[racket] Again on bindings visibility in eval

From: Markku Rontu (markku.rontu at iki.fi)
Date: Thu Jul 14 14:35:23 EDT 2011

Hi Eli,

On Thu, Jul 14, 2011 at 6:04 PM, Eli Barzilay <eli at barzilay.org> wrote:

> Commet for the short-attention-spanners: read this:
>
>  http://blog.racket-lang.org/2011/04/writing-syntax-case-macros.html
>
>
Thanks for writing this. It is so far the best introduction to this matter
I've seen.


> 5 hours ago, Markku Rontu wrote:
> > This tutorial helped me to understand some basics of macros. For
> > example how to generate code with them. Now Racket has lots of other
> > facilities as well but maybe these give you ideas how to ask more
> > precise questions?
> > http://hipster.home.xs4all.nl/lib/scheme/gauche/define-syntax-primer.txt
>
> This is *not* a good tutorial for using macros in Racket.  When you're
>
dealing with macro systems, the Scheme world has always agreed that
> having hygienic macros is a good idea, but there was no agreement on
> anything more low-level than `syntax-rules', and different
> implementations use different systems.  As a result of only
> `syntax-rules' being in the report, it became somewhat popular out of
> necessity for people who want to write portable code.  But the bottom
> line is that this is really not a good way to write macros -- you're
> basically confining yourself to a rewrite system which is very hard to
> deal with, and after a lot of teeth grinding you eventually implement
> enough rewrites to have a lambda-calculus like thing that you can use
> to do a bit more programming.  (And this is where this tutorial takes
> you.)
>

Still, I count it as good eye opening material :) Granted your cited blog
post is good too but it's not a complete tutorial.

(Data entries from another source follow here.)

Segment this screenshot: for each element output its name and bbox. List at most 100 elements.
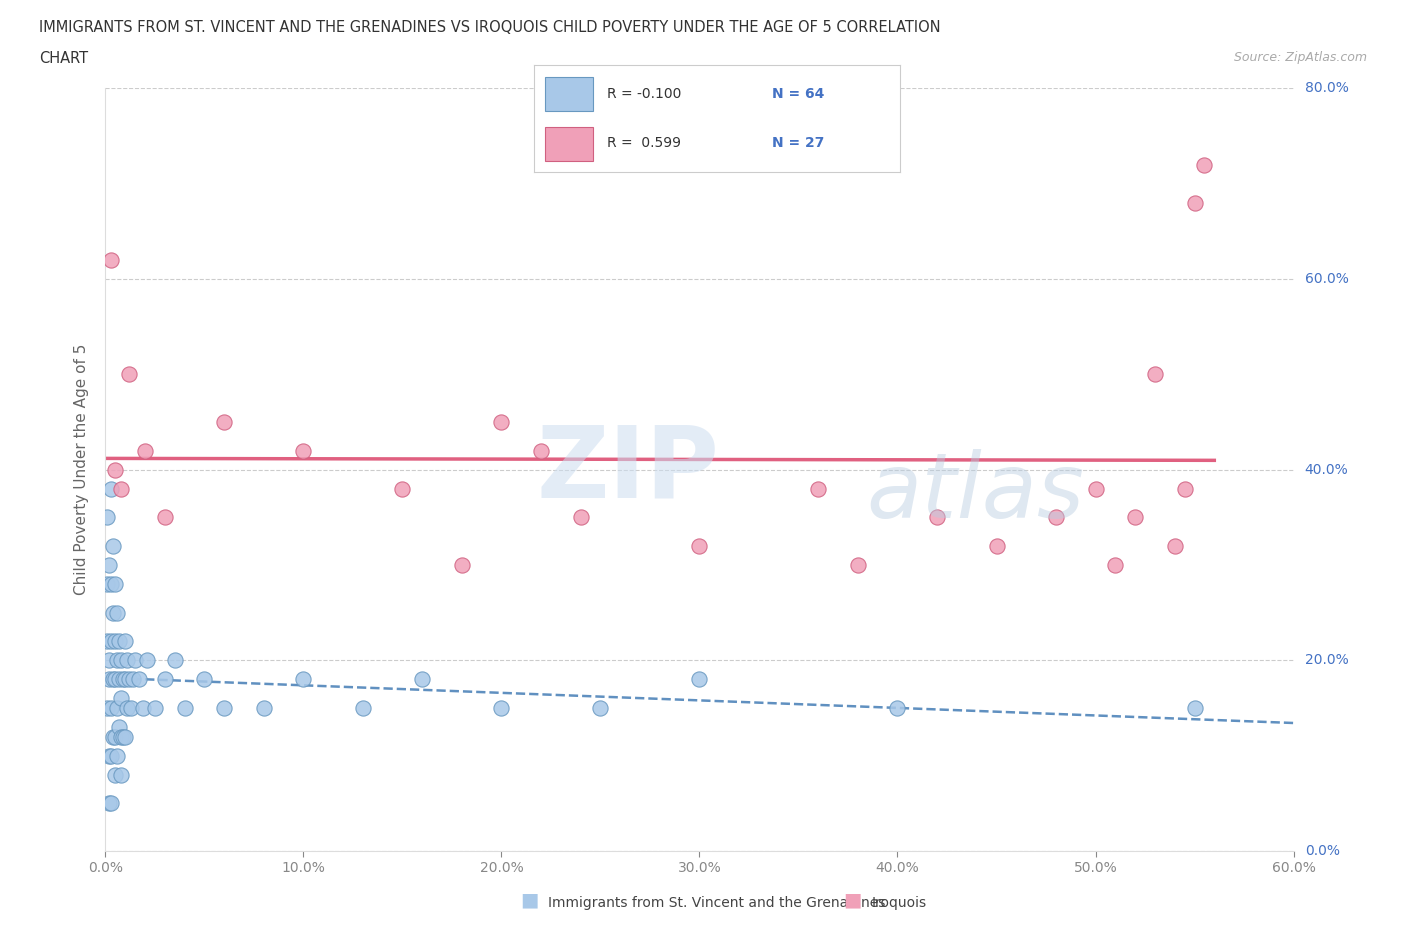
Text: Iroquois: Iroquois: [872, 896, 927, 910]
Point: [886, 700, 908, 715]
Text: ■: ■: [520, 891, 538, 910]
Point: [1123, 510, 1146, 525]
Point: [110, 482, 132, 497]
Point: [120, 700, 142, 715]
Point: [100, 253, 122, 268]
Point: [491, 415, 513, 430]
Point: [689, 538, 711, 553]
Point: [292, 444, 315, 458]
Point: [1184, 195, 1206, 210]
Text: IMMIGRANTS FROM ST. VINCENT AND THE GRENADINES VS IROQUOIS CHILD POVERTY UNDER T: IMMIGRANTS FROM ST. VINCENT AND THE GREN…: [39, 20, 941, 35]
Point: [103, 729, 125, 744]
Point: [104, 462, 127, 477]
Point: [114, 634, 136, 649]
Point: [103, 671, 125, 686]
Point: [589, 700, 612, 715]
Point: [104, 671, 127, 686]
Point: [108, 720, 131, 735]
Point: [530, 444, 553, 458]
Point: [1194, 157, 1216, 172]
Text: 80.0%: 80.0%: [1305, 81, 1348, 96]
Point: [110, 729, 132, 744]
Point: [104, 634, 127, 649]
Point: [98, 748, 121, 763]
Point: [136, 653, 159, 668]
Point: [846, 558, 869, 573]
Point: [1143, 367, 1166, 382]
Text: 20.0%: 20.0%: [1305, 653, 1348, 668]
Point: [100, 577, 122, 591]
Bar: [546, 127, 593, 162]
Text: R = -0.100: R = -0.100: [607, 87, 682, 101]
Point: [391, 482, 413, 497]
Point: [134, 444, 156, 458]
Text: N = 64: N = 64: [772, 87, 824, 101]
Point: [253, 700, 276, 715]
Point: [491, 700, 513, 715]
Point: [153, 510, 176, 525]
Point: [96, 577, 118, 591]
Point: [104, 729, 127, 744]
Point: [153, 671, 176, 686]
Point: [115, 653, 138, 668]
Text: ■: ■: [844, 891, 862, 910]
Point: [689, 671, 711, 686]
Point: [986, 538, 1008, 553]
Point: [115, 700, 138, 715]
Point: [132, 700, 155, 715]
Point: [108, 634, 131, 649]
Point: [98, 558, 121, 573]
Point: [114, 729, 136, 744]
Point: [104, 767, 127, 782]
Point: [173, 700, 195, 715]
Point: [103, 605, 125, 620]
Text: R =  0.599: R = 0.599: [607, 136, 682, 150]
Point: [110, 691, 132, 706]
Point: [1045, 510, 1067, 525]
Point: [100, 634, 122, 649]
Point: [1174, 482, 1197, 497]
Point: [118, 671, 141, 686]
Text: 40.0%: 40.0%: [1305, 462, 1348, 477]
Point: [104, 577, 127, 591]
Text: 0.0%: 0.0%: [1305, 844, 1340, 858]
Point: [1104, 558, 1126, 573]
Point: [105, 605, 128, 620]
Point: [450, 558, 472, 573]
Point: [352, 700, 374, 715]
Point: [110, 653, 132, 668]
Point: [100, 748, 122, 763]
Point: [98, 671, 121, 686]
Point: [214, 700, 236, 715]
Point: [98, 796, 121, 811]
Point: [98, 653, 121, 668]
Point: [96, 700, 118, 715]
Point: [411, 671, 433, 686]
Y-axis label: Child Poverty Under the Age of 5: Child Poverty Under the Age of 5: [75, 344, 90, 595]
Text: N = 27: N = 27: [772, 136, 824, 150]
Text: atlas: atlas: [866, 448, 1084, 537]
Point: [105, 700, 128, 715]
Point: [96, 634, 118, 649]
Point: [807, 482, 830, 497]
Text: ZIP: ZIP: [537, 421, 720, 518]
Point: [118, 367, 141, 382]
Point: [143, 700, 166, 715]
Point: [1184, 700, 1206, 715]
Point: [100, 482, 122, 497]
Point: [122, 671, 145, 686]
Point: [100, 796, 122, 811]
Point: [214, 415, 236, 430]
Point: [114, 671, 136, 686]
Text: Immigrants from St. Vincent and the Grenadines: Immigrants from St. Vincent and the Gren…: [548, 896, 886, 910]
Bar: [546, 77, 593, 111]
Point: [1084, 482, 1107, 497]
Point: [128, 671, 150, 686]
Text: CHART: CHART: [39, 51, 89, 66]
Point: [105, 748, 128, 763]
Point: [96, 510, 118, 525]
Point: [112, 671, 135, 686]
Point: [163, 653, 186, 668]
Point: [105, 653, 128, 668]
Point: [124, 653, 146, 668]
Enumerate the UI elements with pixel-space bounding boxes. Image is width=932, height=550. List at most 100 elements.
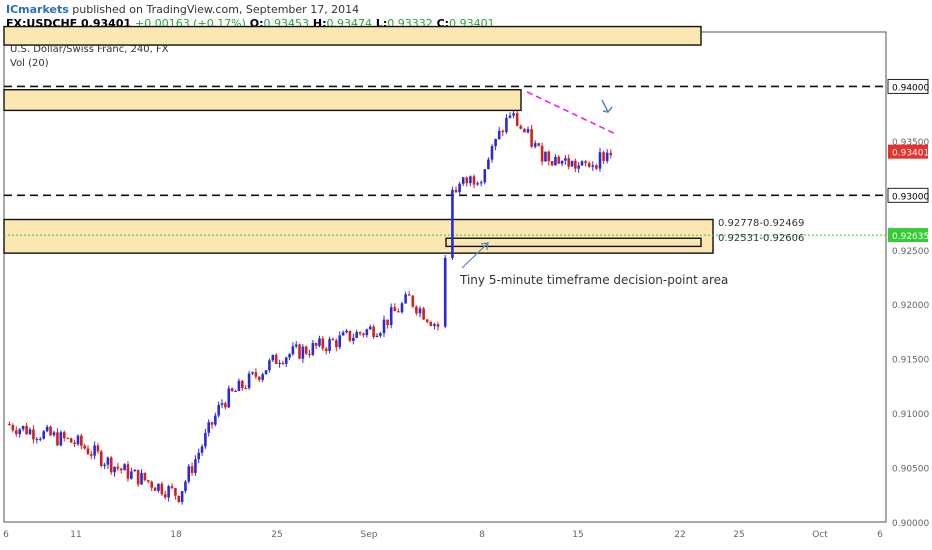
candle-body: [86, 448, 90, 455]
annotation-text: Tiny 5-minute timeframe decision-point a…: [460, 273, 729, 287]
candle-body: [21, 425, 25, 430]
candle-body: [341, 332, 345, 336]
candle-body: [76, 435, 80, 445]
candle-body: [177, 495, 181, 503]
candle-body: [184, 481, 187, 492]
candle-body: [153, 487, 157, 491]
candle-body: [314, 343, 318, 346]
candle-body: [458, 183, 461, 193]
candle-body: [580, 161, 584, 166]
candle-body: [59, 432, 63, 446]
candle-body: [66, 438, 70, 440]
candle-body: [32, 429, 35, 440]
candle-body: [241, 380, 244, 389]
candle-body: [301, 346, 305, 359]
candle-body: [567, 158, 571, 167]
annotation-arrow: [461, 242, 489, 269]
y-tick-label-0: 0.90000: [892, 519, 929, 529]
x-tick-label-8: 25: [733, 530, 744, 540]
candle-body: [577, 165, 580, 169]
candle-body: [550, 161, 554, 166]
candle-body: [557, 156, 561, 164]
y-tick-label-5: 0.92500: [892, 247, 929, 257]
candle-body: [602, 152, 605, 161]
candle-body: [328, 339, 331, 351]
candle-body: [574, 160, 577, 169]
candle-body: [28, 429, 32, 435]
candle-body: [375, 335, 379, 338]
candle-body: [519, 125, 523, 129]
candle-body: [591, 165, 595, 167]
candle-body: [368, 326, 372, 330]
published-text: published on TradingView.com, September …: [72, 3, 360, 16]
candle-body: [116, 466, 120, 469]
candle-body: [220, 403, 224, 405]
zone-label-inner: 0.92531-0.92606: [718, 233, 805, 244]
candle-body: [42, 431, 46, 439]
candle-body: [278, 362, 281, 365]
candle-body: [69, 438, 73, 443]
candle-body: [609, 152, 613, 156]
candle-body: [38, 438, 42, 440]
candle-body: [400, 303, 404, 313]
brand-link[interactable]: ICmarkets: [6, 3, 69, 16]
candle-body: [451, 189, 454, 258]
candle-body: [284, 357, 288, 364]
candle-body: [274, 354, 278, 365]
candle-body: [230, 388, 234, 392]
candle-body: [487, 159, 490, 170]
candle-body: [210, 422, 214, 425]
candle-body: [174, 488, 177, 496]
candle-body: [180, 491, 184, 503]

> If you're working in Racket, it makes much more sense to really use
> its syntax system rather than stick to those tricks.
>
>
However, I find syntax-case to be very similar if you proceed to it as next
step from syntax-rules. I mean that if you take it as an improved
syntax-rules, you will likely end up using it just like syntax-rules except
for the part about breaking hygiene. This is just my experience.



> > On the topic of macros, I find it a bit confusing that to
> > metaprogram in Racket, I must use such a different language of
> > macros (with syntax-rules et al.), instead of being able to
> > manipulate common data structures with plain old Racket functions.
>
> This confusion (as have been pointed in other replies) is a direct
> result of reading that tutorial and thinking that you must use only
> `syntax-rules'...
>
> > The approach in Clojure, that the code is just a common data
> > structure, easily manipulatable with Clojure code, is
> > intriguing. What I must do with syntax-rules et al. brings me
> > memories of template metaprogramming in C++, where I had to twist my
> > mind in order to be able to do the most simple of things. Writing
> > regular tree manipulation in Racket is easy, but manipulating the
> > syntax tree with the macro support is not because of this "language
> > switch".
>
> ...and with that limitation in place, this criticism is absolutely
> correct.  It's a nice description for why you should really *not*
> limit yourself to only `syntax-rules'.
>
> Read that blog post: it shows you how you can use plain racket code to
> write macros -- and it introduces some of the tools that make it easy
> to deal with syntax values.
>

I think what is mainly missing is a bit more positive publicity in this
area. A great collection of tools for writing macros exists, and obviously
great things are being written using them (TR etc.). Just need to produce
enough material so that the search engines start to find the good stuff.